The present invention has been developed in view of such a problem. It is therefore an object of the present invention to provide a laminated piezoelectric actuator whose piezoelectric characteristics are degraded less when it is operated by applying an electric field repeatedly, namely, whose highly accurate applied voltage-displacement characteristic can be maintained.
A laminated piezoelectric actuator according to the present invention comprises: piezoelectric plates; and inner electrode layers composed of an electrode material; the piezoelectric plates and the inner electrode layers laminated alternately; and the electrode material including a metallic component and an electrically conductive oxide. Note that the electrically conductive oxide can naturally be not only simple oxides but also composite oxides. When the electrically conductive oxide, in which the oxygen ions are made into carriers, is added to the electrode material, oxygen is supplied into the operating piezoelectric plates from the inner electrode layers. As a result, the piezoelectric plates are inhibited from degrading.
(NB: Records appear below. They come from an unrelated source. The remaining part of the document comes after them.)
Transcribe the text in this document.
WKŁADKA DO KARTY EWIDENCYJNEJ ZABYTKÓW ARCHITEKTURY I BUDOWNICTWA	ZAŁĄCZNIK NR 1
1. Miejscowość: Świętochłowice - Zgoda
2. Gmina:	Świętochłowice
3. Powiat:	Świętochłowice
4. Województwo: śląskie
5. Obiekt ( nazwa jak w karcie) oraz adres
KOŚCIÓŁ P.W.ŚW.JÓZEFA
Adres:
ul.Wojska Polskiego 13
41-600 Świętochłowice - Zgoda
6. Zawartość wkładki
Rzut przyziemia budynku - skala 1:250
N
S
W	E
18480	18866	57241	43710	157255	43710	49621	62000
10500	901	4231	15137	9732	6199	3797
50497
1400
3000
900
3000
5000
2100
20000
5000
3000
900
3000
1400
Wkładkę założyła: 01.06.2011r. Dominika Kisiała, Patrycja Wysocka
In the laminated piezoelectric actuator according to the present invention, the electrically conductive oxide, in which the oxygen ions work as carriers, is added to the electrode material of the inner electrode layers. Accordingly, even when strong electric fields are applied to the present laminated piezoelectric actuator repeatedly, the piezoelectric characteristics of the piezoelectric plates, which includes a PZT composite oxide, are inhibited from degrading. Consequently, it is possible to maintain the reliability as a laminated piezoelectric actuator. The advantage results from the fact that it is accompanied by the repetitive operation that the electrically conductive oxide, which is added in the inner electrode layers, supplies oxygen to the inside of the piezoelectric plates. As a result, it is possible to suppress the lowering of the oxygen concentration due to the repetitive operations.